Limitations & Future Work

  • Limited expression complexity: Only expressions with ≤ 2 variables and small integer constants are considered; real-world SR tasks typically involve more variables and floating-point constants.
  • Single-seed training: Due to compute constraints, each configuration is trained with a single seed, introducing result variance.
  • Limited compute range: Three orders of magnitude provide limited reliability for extrapolation predictions.
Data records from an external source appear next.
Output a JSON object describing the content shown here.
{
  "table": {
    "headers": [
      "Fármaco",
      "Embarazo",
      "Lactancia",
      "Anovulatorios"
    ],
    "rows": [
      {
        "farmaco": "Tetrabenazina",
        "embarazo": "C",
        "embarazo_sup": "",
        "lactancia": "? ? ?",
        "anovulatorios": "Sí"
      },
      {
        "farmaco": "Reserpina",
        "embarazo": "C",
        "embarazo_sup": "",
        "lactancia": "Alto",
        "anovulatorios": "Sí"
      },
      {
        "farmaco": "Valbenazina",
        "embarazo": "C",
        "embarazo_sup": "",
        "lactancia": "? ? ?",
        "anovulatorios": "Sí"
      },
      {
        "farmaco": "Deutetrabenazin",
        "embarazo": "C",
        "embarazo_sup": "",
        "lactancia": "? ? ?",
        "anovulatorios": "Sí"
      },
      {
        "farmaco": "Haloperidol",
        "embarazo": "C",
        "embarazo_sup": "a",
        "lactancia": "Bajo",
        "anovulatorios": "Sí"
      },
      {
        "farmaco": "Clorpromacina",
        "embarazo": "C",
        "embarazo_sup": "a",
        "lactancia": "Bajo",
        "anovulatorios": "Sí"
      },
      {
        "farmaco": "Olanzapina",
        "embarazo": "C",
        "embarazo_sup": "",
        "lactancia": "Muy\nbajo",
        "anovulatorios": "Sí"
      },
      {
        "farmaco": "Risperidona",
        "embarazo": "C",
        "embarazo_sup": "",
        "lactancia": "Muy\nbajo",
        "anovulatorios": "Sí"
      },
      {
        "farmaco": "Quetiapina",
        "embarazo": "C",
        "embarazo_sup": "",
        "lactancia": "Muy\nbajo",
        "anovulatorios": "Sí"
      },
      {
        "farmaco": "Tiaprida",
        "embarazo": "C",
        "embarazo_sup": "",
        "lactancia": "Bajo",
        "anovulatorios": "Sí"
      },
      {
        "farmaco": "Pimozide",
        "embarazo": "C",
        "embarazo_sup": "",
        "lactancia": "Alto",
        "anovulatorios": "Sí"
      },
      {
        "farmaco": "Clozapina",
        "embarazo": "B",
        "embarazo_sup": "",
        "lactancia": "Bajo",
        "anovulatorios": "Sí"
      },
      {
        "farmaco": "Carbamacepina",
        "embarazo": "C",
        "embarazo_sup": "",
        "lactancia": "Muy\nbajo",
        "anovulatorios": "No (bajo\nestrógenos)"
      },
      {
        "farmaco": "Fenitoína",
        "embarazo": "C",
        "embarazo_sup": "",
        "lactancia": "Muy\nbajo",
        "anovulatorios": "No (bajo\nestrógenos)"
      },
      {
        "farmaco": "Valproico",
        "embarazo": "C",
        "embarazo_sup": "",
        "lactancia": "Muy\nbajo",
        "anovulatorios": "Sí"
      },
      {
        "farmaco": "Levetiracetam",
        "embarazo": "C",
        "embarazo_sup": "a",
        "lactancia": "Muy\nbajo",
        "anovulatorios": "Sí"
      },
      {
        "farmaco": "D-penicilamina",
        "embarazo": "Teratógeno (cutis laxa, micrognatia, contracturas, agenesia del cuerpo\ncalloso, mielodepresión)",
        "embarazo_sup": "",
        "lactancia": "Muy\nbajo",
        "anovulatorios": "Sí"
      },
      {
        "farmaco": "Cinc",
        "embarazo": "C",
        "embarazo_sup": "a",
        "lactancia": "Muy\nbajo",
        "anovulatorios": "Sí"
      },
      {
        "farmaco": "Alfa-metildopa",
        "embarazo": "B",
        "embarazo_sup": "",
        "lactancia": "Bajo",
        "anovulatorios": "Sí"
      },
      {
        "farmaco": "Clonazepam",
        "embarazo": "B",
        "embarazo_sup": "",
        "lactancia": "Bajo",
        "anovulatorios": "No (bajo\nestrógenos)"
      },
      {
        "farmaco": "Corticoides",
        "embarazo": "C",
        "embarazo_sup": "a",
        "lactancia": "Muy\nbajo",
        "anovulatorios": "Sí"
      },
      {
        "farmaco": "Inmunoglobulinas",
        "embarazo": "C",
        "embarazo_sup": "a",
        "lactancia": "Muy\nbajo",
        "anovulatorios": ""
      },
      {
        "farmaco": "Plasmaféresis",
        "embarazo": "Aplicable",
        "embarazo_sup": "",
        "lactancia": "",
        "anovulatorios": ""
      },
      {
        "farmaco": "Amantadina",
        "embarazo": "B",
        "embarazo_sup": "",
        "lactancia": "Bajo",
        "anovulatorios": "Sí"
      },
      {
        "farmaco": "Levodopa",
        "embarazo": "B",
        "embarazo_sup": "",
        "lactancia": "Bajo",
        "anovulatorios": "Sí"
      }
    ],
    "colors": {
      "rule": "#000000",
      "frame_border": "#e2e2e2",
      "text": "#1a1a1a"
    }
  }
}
  • No comparison with existing SR methods: The focus is on scaling insights without verifying whether the approach surpasses GP or other deep SR methods.
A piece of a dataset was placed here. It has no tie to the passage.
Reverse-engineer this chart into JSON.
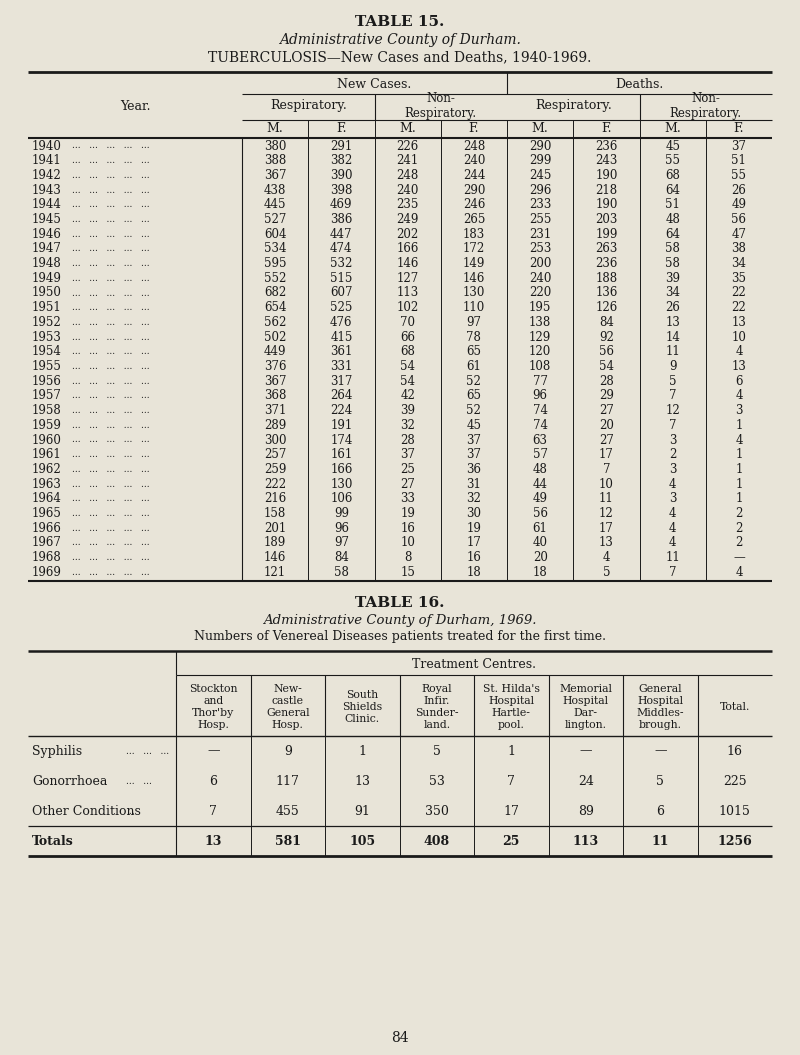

  • Directions for improvement:
    • Extend to more variables, floating-point constants, and more complex operator sets.
    • Verify whether end-to-end SR + improved data generation + scaling comprehensively outperforms alternative methods.
    • Train at larger scale (> 100M parameters) to validate extrapolation predictions.
  • E2E (Kamienny et al., NeurIPS 2022): The closest predecessor, the first end-to-end Transformer for SR; this work shifts focus from loss engineering to scaling effects.
  • Biggio et al.: First proposed pretraining Transformers for SR, using a set encoder with BFGS constant optimization.
  • Chinchilla (Hoffmann et al.): Compute-optimal scaling laws for language models; the methodology is directly borrowed by this work.
  • TabPFN (Hollmann et al., Nature 2025): A tabular foundation model whose row/column attention architecture is adopted here.
  • Core insight: Symbolic regression should follow the same paradigm as LLMs — systematically leveraging the benefits of scale rather than pursuing elaborate training tricks.

Rating

  • Novelty: ⭐⭐⭐⭐ — First to introduce scaling law analysis into symbolic regression, filling an important gap.
  • Technical Depth: ⭐⭐⭐ — The methodology is relatively standard (Transformer + synthetic data); the primary contribution lies in experimental design and analysis.
  • Experimental Thoroughness: ⭐⭐⭐⭐ — Five model scales, three orders of magnitude of compute, and systematic hyperparameter sweeps, though single-seed training is a weakness.
  • Value: ⭐⭐⭐⭐ — Token-to-parameter ratio and batch size/learning rate scaling trends are directly useful to SR practitioners.
  • Writing Quality: ⭐⭐⭐⭐⭐ — Clear structure, well-designed figures, and prominent presentation of key findings.